I blame my parents.
All through my life, my parents taught me to question everything. "Don't believe everything the preacher says. Look it up for yourself." I suppose their honest intention was to keep me from being pulled in by a heretical cult, but this admonition along with my naturally inquisitive mind led me on a path they cannot fathom.
My parents made two other big mistakes with regard to my remaining a theist. First, they raised me as a Southern Baptist. Baptists are taught (or at least were taught) that the Holy Bible is the final authority in all questions, and that only the Holy Spirit can lead the believer to interpret what is contained in its pages. Second, they sent me to a Baptist college with required religion courses. For some, that may be a good thing, but for me it was a chance to really learn what religion was all about (also, attending a Baptist college one might find there is a stunning correlation between homosexuality and the children of Baptist ministers).
In the end, I took on a religion minor to go along with my music degree. This meant taking courses like "Ethics" and "Theology" and "World Religions" as well as courses on Christian scripture. All this had the effect of creating a hunger for more knowledge in these areas. I sought out literature that both affirmed and questioned my religious paradigms.
Early in 1998, I read the book Honest to Jesus. Twice. It was the first time I had read anything that came close to questioning the precepts of my faith. Up until that point, I had mostly read books that questioned doctrinal points, but here was a book that questioned the very document I was dependent on for my beliefs. It had an honesty and candor that I had not encountered, and by the time I had finished reading it the second time, I was no longer a Southern Baptist. Reality had left me with two options: Either close my eyes and continue on the path of belief without reason, or take a giant leap and pursue the truth no matter where it led. Having always been a sort of skeptic, I was mentally incapable of following the former path.

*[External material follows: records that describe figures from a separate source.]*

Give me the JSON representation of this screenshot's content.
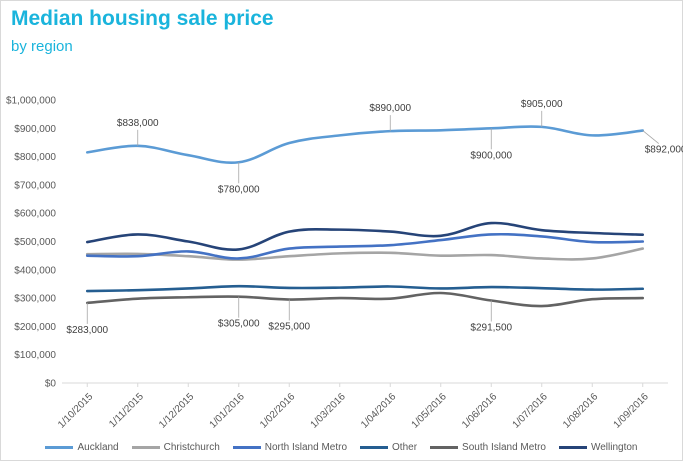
{
  "chart_data": {
    "type": "line",
    "title": "Median housing sale price",
    "subtitle": "by region",
    "xlabel": "",
    "ylabel": "",
    "categories": [
      "1/10/2015",
      "1/11/2015",
      "1/12/2015",
      "1/01/2016",
      "1/02/2016",
      "1/03/2016",
      "1/04/2016",
      "1/05/2016",
      "1/06/2016",
      "1/07/2016",
      "1/08/2016",
      "1/09/2016"
    ],
    "ylim": [
      0,
      1000000
    ],
    "yticks": [
      {
        "value": 0,
        "label": "$0"
      },
      {
        "value": 100000,
        "label": "$100,000"
      },
      {
        "value": 200000,
        "label": "$200,000"
      },
      {
        "value": 300000,
        "label": "$300,000"
      },
      {
        "value": 400000,
        "label": "$400,000"
      },
      {
        "value": 500000,
        "label": "$500,000"
      },
      {
        "value": 600000,
        "label": "$600,000"
      },
      {
        "value": 700000,
        "label": "$700,000"
      },
      {
        "value": 800000,
        "label": "$800,000"
      },
      {
        "value": 900000,
        "label": "$900,000"
      },
      {
        "value": 1000000,
        "label": "$1,000,000"
      }
    ],
    "grid": false,
    "legend": "bottom",
    "series": [
      {
        "name": "Auckland",
        "color": "#5b9bd5",
        "values": [
          815000,
          838000,
          805000,
          780000,
          848000,
          875000,
          890000,
          893000,
          900000,
          905000,
          875000,
          892000
        ]
      },
      {
        "name": "Christchurch",
        "color": "#a5a5a5",
        "values": [
          455000,
          456000,
          448000,
          436000,
          448000,
          458000,
          460000,
          450000,
          452000,
          440000,
          440000,
          475000
        ]
      },
      {
        "name": "North Island Metro",
        "color": "#4472c4",
        "values": [
          450000,
          448000,
          465000,
          440000,
          475000,
          482000,
          487000,
          505000,
          525000,
          518000,
          498000,
          500000
        ]
      },
      {
        "name": "Other",
        "color": "#255e91",
        "values": [
          325000,
          328000,
          334000,
          342000,
          336000,
          337000,
          341000,
          334000,
          339000,
          335000,
          330000,
          333000
        ]
      },
      {
        "name": "South Island Metro",
        "color": "#636363",
        "values": [
          283000,
          298000,
          303000,
          305000,
          295000,
          300000,
          298000,
          318000,
          291500,
          272000,
          296000,
          300000
        ]
      },
      {
        "name": "Wellington",
        "color": "#264478",
        "values": [
          498000,
          525000,
          500000,
          472000,
          535000,
          542000,
          535000,
          520000,
          565000,
          540000,
          530000,
          524000
        ]
      }
    ],
    "annotations": [
      {
        "series": "Auckland",
        "index": 1,
        "label": "$838,000",
        "pos": "above"
      },
      {
        "series": "Auckland",
        "index": 3,
        "label": "$780,000",
        "pos": "below"
      },
      {
        "series": "Auckland",
        "index": 6,
        "label": "$890,000",
        "pos": "above"
      },
      {
        "series": "Auckland",
        "index": 8,
        "label": "$900,000",
        "pos": "below"
      },
      {
        "series": "Auckland",
        "index": 9,
        "label": "$905,000",
        "pos": "above"
      },
      {
        "series": "Auckland",
        "index": 11,
        "label": "$892,000",
        "pos": "below-right"
      },
      {
        "series": "South Island Metro",
        "index": 0,
        "label": "$283,000",
        "pos": "below"
      },
      {
        "series": "South Island Metro",
        "index": 3,
        "label": "$305,000",
        "pos": "below"
      },
      {
        "series": "South Island Metro",
        "index": 4,
        "label": "$295,000",
        "pos": "below"
      },
      {
        "series": "South Island Metro",
        "index": 8,
        "label": "$291,500",
        "pos": "below"
      }
    ]
  }
}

At the time, I still considered myself to be some sort of Christian, yet I spent months in total physical and mental agony when I was separating myself from my denomination and many of my beliefs. Looking back, it was such a minor move that no non-Christian could possibly understand, but at the time it was gut wrenching. I had honestly grown to love my faith. God was my friend and fellow believers were my spiritual family.
The more I examined my beliefs, the fewer I was able to defend. Soon I was questioning whether or not there was a God. If he did exist, he was certainly the worst possible self-promoter in history. Somehow, only people west of the Ural Mountains, north of the Congo, and east of the Atlantic Ocean were suitable candidates for salvation for nearly 1,000 years after the death of Jesus. So I took the transcendentalist approach to the deity: God exists, but only as the "unity" of cosmic intelligence and only to give the universe purpose while remaining impartial to its physical existence.
Of course, that lasted about a year. Finally, I decided that the question was no longer important. Perhaps it was the fact that I had finished grieving my loss of faith and had moved on to acceptance. Whatever the reason, I began calling myself an "agnostic." It was a liberating moment, and I was able to view my religious upbringing in the "rear view mirror" and see it as it really was.
For some reason, I was swayed by the Christian argument that "atheism" was a religion that required faith in a principle. I reasoned that I could not be an "atheist" because atheists were "certain" that there was no God, and I was not that certain. Once I realized that the term "atheist" only implies that one has no reason to believe in gods, I could no longer deny that the word applied to me.